Com'è possibile che, 50 anni dopo, Duel non sia invecchiato?
Nonostante il tempo e le evoluzioni Duel di Steven Spierlberg, nato come film tv, oggi continua ad assumere nuovi significati
Se esiste una classifica dei migliori film per la tv, Duel è al primo posto. E senza particolari sforzi.
Tra le pochissime cose che Duel dice allo spettatore c’è che si tratta di Davide contro Golia. David è il nome dell’autista che in una giornata in cui attraversa l’America dei deserti fa uno sgarbo ad un camionista che l’ha superato con arroganza, e per ripicca viene da questi inseguito. Inseguito fino alla morte. Questo essere senza nome di cui vediamo solo dettagli ma mai il volto, lungo il film passa da reale a finzionale, da qualcosa di concreto a qualcosa di metaforico. Così vaghi sono i contorni che nella nostra testa diventa la personificazione del rancore, dell’opposizione e della colpa. Negli anni ‘70 il camionista e l’uomo di città erano categorie socioeconomiche, era l’America benestante della suburbia da cui esce David all’inizio del film, contro quella profonda e rimossa, che prova un gran rancore e che (si teme) possa vendicarsi in ogni momento. Un anno prima di Un tranquillo weekend di paura e tre anni prima di Non aprite quella porta, Spielberg dà il via a quel cinema dello scontro tra l’America dimenticata e selvaggia e quella sofisticata di città.
Oggi invece rivedere Duel fa pensare subito ad altro. Infuso del senno di poi e dello sguardo contemporaneo, Duel somiglia più ad uno scontro tra diversi modelli di virilità. È un confronto molto maschile, tra il simbolo di una virilità vecchissimo stampo (il camionista che porta contenuti infammiabili) e una più smussata, l’impiegato di città. Confronto maschile che avviene sull’automobile, mezzo tradizionalmente associato alla virilità. All’inizio, durante i titoli di testa, è il continuo cambio di stazioni radio che ci fa capire assieme alle immagini il cambio di scenario e come il protagonista sia fuori dal suo ambiente. Quando scompaiono villette a schiera, palazzi e grattacieli e arriva negli scenari desertici anche la radio passa da conversazioni più sofisticate ad altre più grossolane, comincia a parlare di “capofamiglia” e virilità tradizionale.
Lungo tutto il film ci saranno continui momenti di virilità vecchio stampo come il camion della scuola che la piccola macchina non riesce a spingere per rimetterlo in moto e invece il grosso camion aiuta con facilità.
In quello scenario è quindi plausibile quello che in città sarebbe stato assurdo: un camion grande che se la prende con la macchina piccola, l’uomo che ha fatto lo spavaldo pensando non ci fossero conseguenze e il camionista che invece vuole andare fino in fondo.

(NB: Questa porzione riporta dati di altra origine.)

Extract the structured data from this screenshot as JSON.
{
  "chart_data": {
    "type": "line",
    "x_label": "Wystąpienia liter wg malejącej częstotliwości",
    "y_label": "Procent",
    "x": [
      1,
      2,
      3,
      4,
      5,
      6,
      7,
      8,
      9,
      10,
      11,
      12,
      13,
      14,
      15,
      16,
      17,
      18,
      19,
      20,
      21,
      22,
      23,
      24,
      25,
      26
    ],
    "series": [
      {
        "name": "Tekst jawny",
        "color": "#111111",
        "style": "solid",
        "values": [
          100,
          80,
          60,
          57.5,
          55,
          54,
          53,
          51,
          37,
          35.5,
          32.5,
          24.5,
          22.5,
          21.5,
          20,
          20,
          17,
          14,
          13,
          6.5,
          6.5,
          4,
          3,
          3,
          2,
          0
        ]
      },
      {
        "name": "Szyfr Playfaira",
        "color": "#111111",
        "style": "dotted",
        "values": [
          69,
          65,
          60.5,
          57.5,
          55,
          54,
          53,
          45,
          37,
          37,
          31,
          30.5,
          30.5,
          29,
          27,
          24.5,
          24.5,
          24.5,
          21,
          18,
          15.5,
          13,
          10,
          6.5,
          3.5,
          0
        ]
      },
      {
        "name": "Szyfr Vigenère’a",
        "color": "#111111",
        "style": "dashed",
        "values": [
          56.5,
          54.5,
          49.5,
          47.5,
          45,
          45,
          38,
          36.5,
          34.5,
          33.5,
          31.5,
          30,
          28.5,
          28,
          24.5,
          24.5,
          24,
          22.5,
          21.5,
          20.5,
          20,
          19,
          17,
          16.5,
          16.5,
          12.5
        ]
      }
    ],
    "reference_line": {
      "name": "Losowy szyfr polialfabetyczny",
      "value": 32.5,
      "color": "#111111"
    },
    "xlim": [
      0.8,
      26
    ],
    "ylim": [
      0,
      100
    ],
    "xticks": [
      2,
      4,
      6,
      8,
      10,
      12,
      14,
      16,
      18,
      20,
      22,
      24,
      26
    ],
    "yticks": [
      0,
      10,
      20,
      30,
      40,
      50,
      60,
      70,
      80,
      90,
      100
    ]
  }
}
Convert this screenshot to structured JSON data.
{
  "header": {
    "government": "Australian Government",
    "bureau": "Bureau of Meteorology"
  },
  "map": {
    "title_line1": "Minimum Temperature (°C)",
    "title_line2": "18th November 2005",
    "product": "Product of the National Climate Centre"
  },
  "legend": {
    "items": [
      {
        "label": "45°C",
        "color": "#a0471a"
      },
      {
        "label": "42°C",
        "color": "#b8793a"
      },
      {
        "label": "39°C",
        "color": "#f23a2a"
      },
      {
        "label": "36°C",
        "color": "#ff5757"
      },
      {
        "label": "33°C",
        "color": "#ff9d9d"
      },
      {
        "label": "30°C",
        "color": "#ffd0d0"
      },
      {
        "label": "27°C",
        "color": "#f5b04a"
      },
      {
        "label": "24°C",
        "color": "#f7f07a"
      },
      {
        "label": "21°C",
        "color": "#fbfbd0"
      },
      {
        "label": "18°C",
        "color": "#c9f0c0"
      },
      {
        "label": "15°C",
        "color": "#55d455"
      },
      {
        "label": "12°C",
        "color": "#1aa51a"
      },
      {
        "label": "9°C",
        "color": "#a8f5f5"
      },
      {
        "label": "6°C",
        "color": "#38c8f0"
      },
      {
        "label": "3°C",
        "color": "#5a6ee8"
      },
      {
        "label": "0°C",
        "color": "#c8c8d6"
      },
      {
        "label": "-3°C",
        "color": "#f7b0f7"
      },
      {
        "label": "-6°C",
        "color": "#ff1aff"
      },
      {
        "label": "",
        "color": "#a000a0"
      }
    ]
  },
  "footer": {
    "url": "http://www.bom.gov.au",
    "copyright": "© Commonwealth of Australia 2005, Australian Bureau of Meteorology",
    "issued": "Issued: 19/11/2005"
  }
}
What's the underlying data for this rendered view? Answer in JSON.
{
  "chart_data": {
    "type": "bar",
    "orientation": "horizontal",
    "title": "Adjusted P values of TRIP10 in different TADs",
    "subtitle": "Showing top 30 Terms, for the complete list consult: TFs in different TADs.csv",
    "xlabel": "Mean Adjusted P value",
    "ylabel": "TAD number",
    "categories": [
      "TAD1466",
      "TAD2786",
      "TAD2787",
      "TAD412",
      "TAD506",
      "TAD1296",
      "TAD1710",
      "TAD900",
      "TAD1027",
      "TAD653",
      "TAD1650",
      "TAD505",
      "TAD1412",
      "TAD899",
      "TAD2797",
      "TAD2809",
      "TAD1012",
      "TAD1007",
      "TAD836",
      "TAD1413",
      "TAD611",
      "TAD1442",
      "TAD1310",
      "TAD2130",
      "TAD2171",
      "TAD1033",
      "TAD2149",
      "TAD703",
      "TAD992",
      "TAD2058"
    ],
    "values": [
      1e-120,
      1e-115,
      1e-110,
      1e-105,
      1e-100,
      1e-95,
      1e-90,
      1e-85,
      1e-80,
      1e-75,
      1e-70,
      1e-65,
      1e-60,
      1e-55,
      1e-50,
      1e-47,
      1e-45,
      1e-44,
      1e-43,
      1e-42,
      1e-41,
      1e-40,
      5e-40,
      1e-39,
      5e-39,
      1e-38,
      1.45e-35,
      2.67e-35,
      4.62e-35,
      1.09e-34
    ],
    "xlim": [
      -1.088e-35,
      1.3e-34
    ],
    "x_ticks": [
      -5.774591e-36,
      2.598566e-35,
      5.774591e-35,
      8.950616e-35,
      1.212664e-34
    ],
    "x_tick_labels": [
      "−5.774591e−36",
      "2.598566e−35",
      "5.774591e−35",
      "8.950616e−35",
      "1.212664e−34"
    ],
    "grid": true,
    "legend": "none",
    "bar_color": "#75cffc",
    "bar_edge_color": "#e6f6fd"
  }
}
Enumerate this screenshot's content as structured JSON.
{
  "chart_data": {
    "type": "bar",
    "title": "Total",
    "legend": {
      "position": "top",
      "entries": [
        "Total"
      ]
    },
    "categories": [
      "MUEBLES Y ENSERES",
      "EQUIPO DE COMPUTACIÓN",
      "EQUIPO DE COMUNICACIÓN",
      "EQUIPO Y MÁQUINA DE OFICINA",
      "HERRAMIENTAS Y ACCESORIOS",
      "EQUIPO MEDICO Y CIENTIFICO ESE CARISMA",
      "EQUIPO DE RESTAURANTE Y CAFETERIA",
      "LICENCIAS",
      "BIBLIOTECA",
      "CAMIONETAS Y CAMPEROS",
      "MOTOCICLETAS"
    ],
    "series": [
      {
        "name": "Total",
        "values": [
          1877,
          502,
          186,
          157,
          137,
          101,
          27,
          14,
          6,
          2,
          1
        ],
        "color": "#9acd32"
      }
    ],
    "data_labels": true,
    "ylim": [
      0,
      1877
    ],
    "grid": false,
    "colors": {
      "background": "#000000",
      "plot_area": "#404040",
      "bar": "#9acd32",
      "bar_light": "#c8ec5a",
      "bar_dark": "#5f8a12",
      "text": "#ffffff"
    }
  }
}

E come in Cane di paglia (che invece è dello stesso anno), l’uomo di città con la sua intelligenza si rivela il più spietato. Davide che con un colpo ben assestato abbatte Golia.
Sono tutte idee e suggestioni che lo spettatore inserisce in Duel, che lo completano e lo rendono sempre attuale, perché un film che è puro meccanismo di tensione come questo non invecchia mai.
Spielberg con a disposizione un obiettivo, un’auto e un camion fa l’unica cosa possibile: lavora di inventiva come fosse un Mario Bava per creare l’illusione di una storia che non c’è mai mentre lo spettatore è preso dal confronto e dalla paura. Usando solo le armi elementari della grammatica del cinema (il jumpscare, ciò che il protagonista non sa e noi invece sì, gli indizi sull’identità del camionista, i rumori, lo sfondo che diventa primo piano…) mette in piedi un continuo confronto tra dimensioni. Tra il grande e il piccolo.
C’è pochissimo dialogo nel film e ce ne sarebbe stato anche meno se Spielberg avesse avuto più controllo. Ma importa poco, quello che gli interessava era farsi notare (e funzionò, perché grazie a questo film venne preso per Lo squalo, cioè “Duel in mare”), mostrare di essere capace di maneggiare il cinema e, cosa più importante, di maneggiare il pubblico. Quello che in Duel viene sperimentato per essere poi portato a termine in Lo squalo è quella capacità di hitchcockiana di sapere sempre come il pubblico reagirà ad ogni scena, e poterlo quindi guidare, pilotarne le emozioni e gestirne tensione, emotività, divertimento e paura. Se il regista è un burattinaio che fa muovere attori in scena, e al tempo stesso manovra gli spettatori, Spielberg a 26 anni era già un regista fatto e finito.